We looked for opportunities to share knowledge and education, increase awareness, collaborate, and secure funding. We were constantly communicating and educating people, including developing resources. We presented a unified clinical expert voice and utilised the Australian Neuromuscular Network community of practice around the clinical centres so that we were all consistent in care and practice and learning as a group. We also engaged with the media when appropriate.
Having clear evidence of better health outcomes and stories reflecting lived experience was a powerful combination for setting advocacy goals. The patient voice and lived experience was also critical for setting our priorities.

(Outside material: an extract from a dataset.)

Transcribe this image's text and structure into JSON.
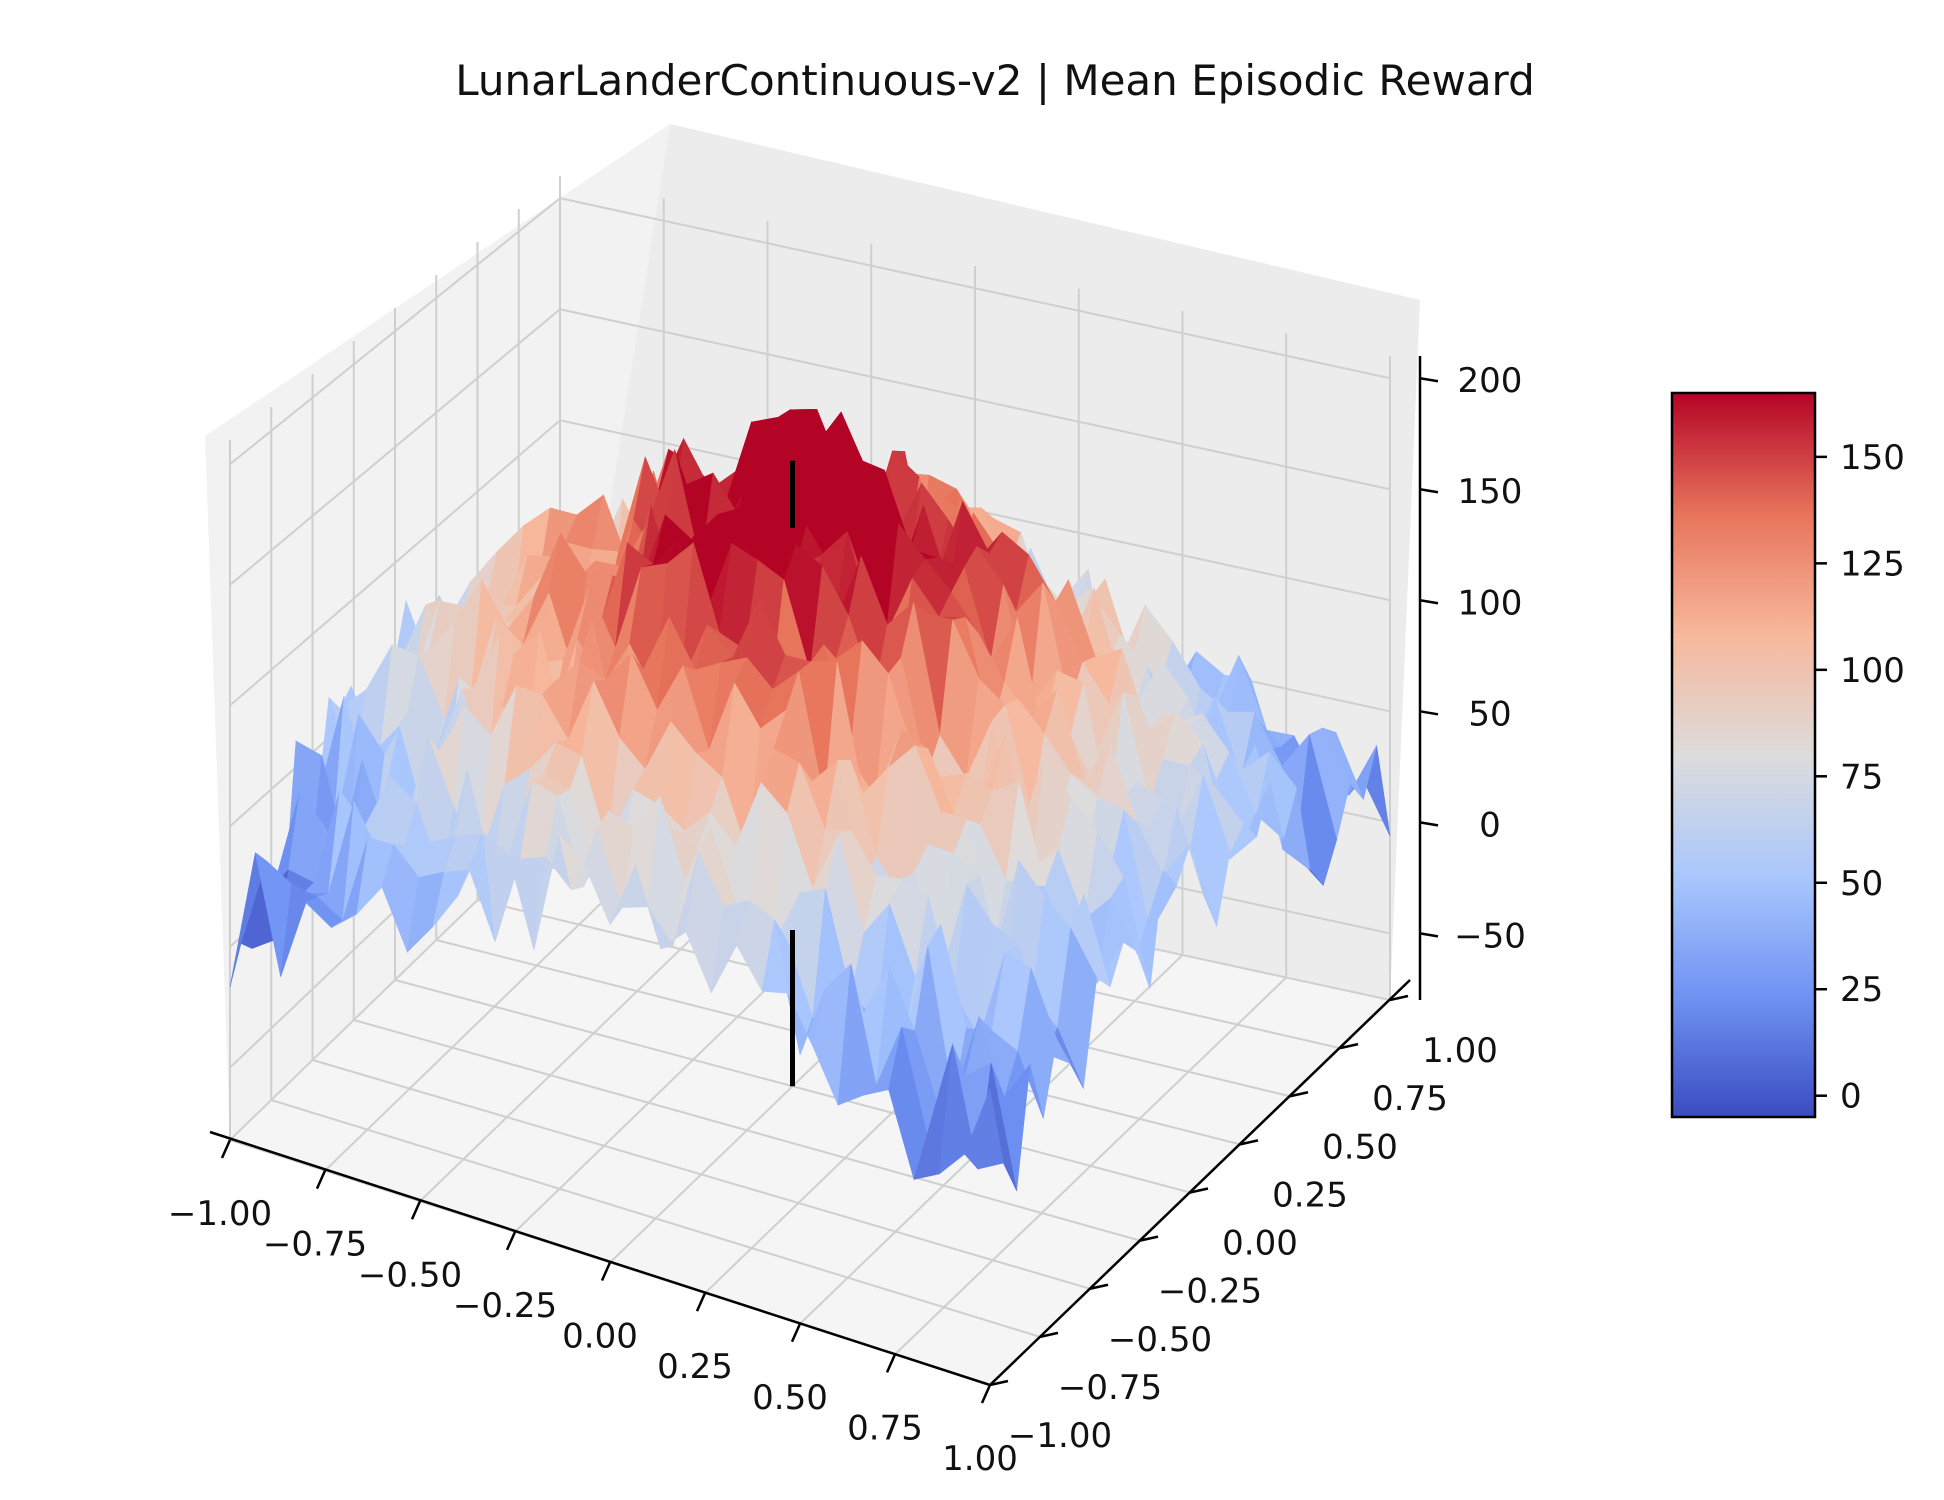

Persistent communication to convey consistent, accurate and cohesive messages and goals
As a community we established three priorities for consistent communications:
- Access to therapies
- Early diagnosis (through newborn screening)
- Reproductive screening.
Many different approaches were used to communicate these key messages and influence decision makers, including:
- Planning and aligning messaging
- Having multiple conversations with decision makers
- Developing case studies describing the benefits to individual patients to help decision makers clearly see the value of the treatment
- Ensuring that when decision makers spoke with families and advocacy organisations, they heard the same message they had heard from clinicians and researchers
- Writing briefs for executive leadership; this alone was usually not able to bring about the outcomes we were seeking, so we had to support these briefs with further communication and discussions.
Key messages
This case study highlights the value of:
- Networking and collaboration with a wide range of people and organisations to gain diverse input
- Listening to and sharing the voices of people living with a rare disease
- Consistent messaging and a unified voice from clinical experts and people living with a rare disease
- Patience and persistence to continue even when the first attempt was not successful
“When decision makers spoke with families and advocacy organisations, they heard the same message they had heard from clinicians and researchers.”